While saving, the enclave-state-saving.LCK file is locked to synchronise with external back-up procedures.

7. Example use of goofys

TODO the Architecture/ section does not seem to be the correct place for this section.

goofys allows to mount an S3 bucket as a POSIX-ish file system. This way the popular S3 storage can be used with Sharemind HI. Since goofys only allows a restricted set of file operations, we test Sharemind HI with goofys to make sure that we don’t use anything unsupported. Specifically, a read operation reads the full file, and a write operation writes the full file. There are no random reads or writes, and files are not truncated.

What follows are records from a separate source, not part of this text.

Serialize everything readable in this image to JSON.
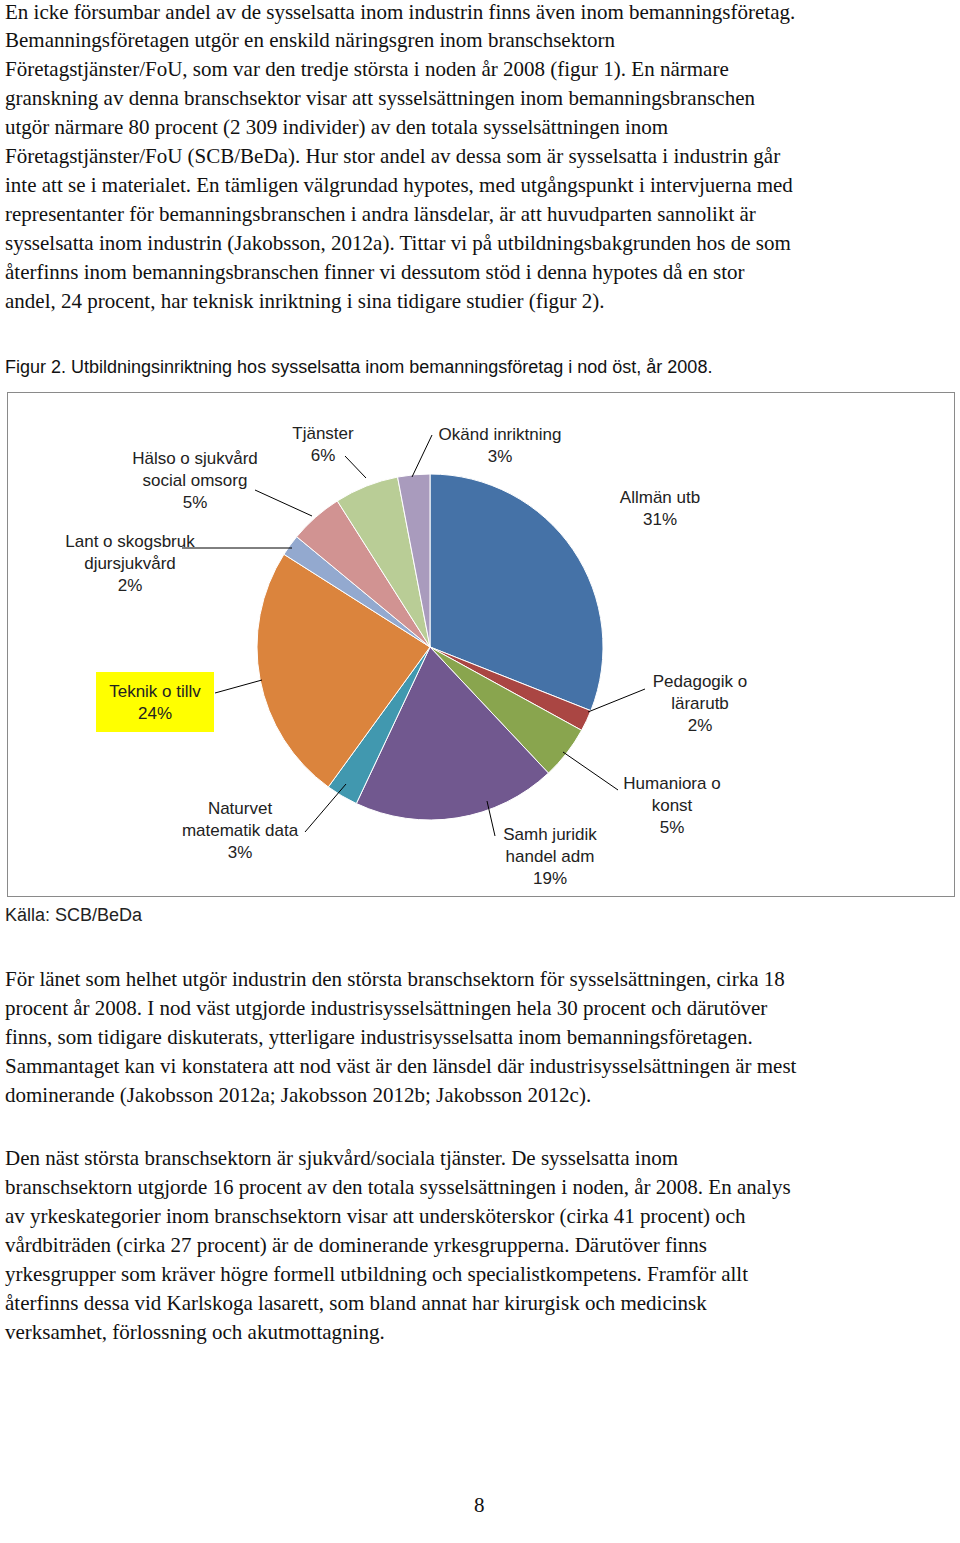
{
  "document": {
    "paragraphs_top": [
      [
        "En icke försumbar andel av de sysselsatta inom industrin finns även inom bemanningsföretag.",
        "Bemanningsföretagen utgör en enskild näringsgren inom branschsektorn",
        "Företagstjänster/FoU, som var den tredje största i noden år 2008 (figur 1). En närmare",
        "granskning av denna branschsektor visar att sysselsättningen inom bemanningsbranschen",
        "utgör närmare 80 procent (2 309 individer) av den totala sysselsättningen inom",
        "Företagstjänster/FoU (SCB/BeDa). Hur stor andel av dessa som är sysselsatta i industrin går",
        "inte att se i materialet. En tämligen välgrundad hypotes, med utgångspunkt i intervjuerna med",
        "representanter för bemanningsbranschen i andra länsdelar, är att huvudparten sannolikt är",
        "sysselsatta inom industrin (Jakobsson, 2012a). Tittar vi på utbildningsbakgrunden hos de som",
        "återfinns inom bemanningsbranschen finner vi dessutom stöd i denna hypotes då en stor",
        "andel, 24 procent, har teknisk inriktning i sina tidigare studier (figur 2)."
      ]
    ],
    "caption": "Figur 2. Utbildningsinriktning hos sysselsatta inom bemanningsföretag i nod öst, år 2008.",
    "source": "Källa: SCB/BeDa",
    "paragraphs_bottom": [
      [
        "För länet som helhet utgör industrin den största branschsektorn för sysselsättningen, cirka 18",
        "procent år 2008. I nod väst utgjorde industrisysselsättningen hela 30 procent och därutöver",
        "finns, som tidigare diskuterats, ytterligare industrisysselsatta inom bemanningsföretagen.",
        "Sammantaget kan vi konstatera att nod väst är den länsdel där industrisysselsättningen är mest",
        "dominerande (Jakobsson 2012a; Jakobsson 2012b; Jakobsson 2012c)."
      ],
      [
        "Den näst största branschsektorn är sjukvård/sociala tjänster. De sysselsatta inom",
        "branschsektorn utgjorde 16 procent av den totala sysselsättningen i noden, år 2008. En analys",
        "av yrkeskategorier inom branschsektorn visar att undersköterskor (cirka 41 procent) och",
        "vårdbiträden (cirka 27 procent) är de dominerande yrkesgrupperna. Därutöver finns",
        "yrkesgrupper som kräver högre formell utbildning och specialistkompetens. Framför allt",
        "återfinns dessa vid Karlskoga lasarett, som bland annat har kirurgisk och medicinsk",
        "verksamhet, förlossning och akutmottagning."
      ]
    ],
    "page_number": "8"
  },
  "chart_data": {
    "type": "pie",
    "categories": [
      "Allmän utb",
      "Pedagogik o\nlärarutb",
      "Humaniora o\nkonst",
      "Samh juridik\nhandel adm",
      "Naturvet\nmatematik data",
      "Teknik o tillv",
      "Lant o skogsbruk\ndjursjukvård",
      "Hälso o sjukvård\nsocial omsorg",
      "Tjänster",
      "Okänd inriktning"
    ],
    "values": [
      31,
      2,
      5,
      19,
      3,
      24,
      2,
      5,
      6,
      3
    ],
    "value_labels": [
      "31%",
      "2%",
      "5%",
      "19%",
      "3%",
      "24%",
      "2%",
      "5%",
      "6%",
      "3%"
    ],
    "colors": [
      "#4572a7",
      "#aa4643",
      "#89a54e",
      "#71588f",
      "#4198af",
      "#db843d",
      "#93a9cf",
      "#d19392",
      "#b9cd96",
      "#a99bbd"
    ],
    "data_labels": true
  }
}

Testing Sharemind HI with an S3 bucket can be done e.g. as follows, using localstack:

Listing 1. docker-compose.yml file for starting localstack
version: '3.7'
services:
  localstack:
    image: localstack/localstack
    container_name: localstack_service
    ports:
      - "4566:4566"
      - "4510-4559:4510-4559"
      - "8055:8080"
    environment:
      - SERVICES=s3
      - DEBUG=1
      - DATA_DIR=/tmp/localstack/data
    volumes:
      - ./tmp/localstack:/tmp/localstack
      - /var/run/docker.sock:/var/run/docker.sock
networks:
  default:
    name: mock_demo
Listing 2. S3 bucket setup
# Start localstack service
docker-compose --file docker-compose.yml up -d

# Install `aws` tool for managing the S3 storage.
python3 -m venv env
source env/bin/activate
python3 -m pip install awscli
# Download goofys from github
xdg-open https://github.com/kahing/goofys

# Create a new profile (files in ~/.aws/)
aws configure --profile localstack
# AWS Access Key ID [None]: user
# AWS Secret Access Key [None]: key
# Default region name [None]:
# Default output format [json]: json

bucket_name="hi-bucket"
localstack_url="http://localhost:4566"

# Create and mount the bucket.
aws \
    --profile localstack --endpoint-url="$localstack_url" \
    s3api create-bucket --bucket "$bucket_name"
goofys \
    --profile localstack --endpoint "$localstack_url" \
    --http-timeout 2s -f "$bucket_name" "$DataDir" &

# Perform some workload with Sharemind HI
sharemind-hi-server ...

# Maybe delete the bucket when you are finished.
aws \
    --profile localstack --endpoint-url="$localstack_url" \
    s3 rb --force "s3://$bucket_name" >/dev/null

1. You can find the definition of the AuditLogEntry table in the file enclave_messages_common.fbs of your Sharemind HI development bundle.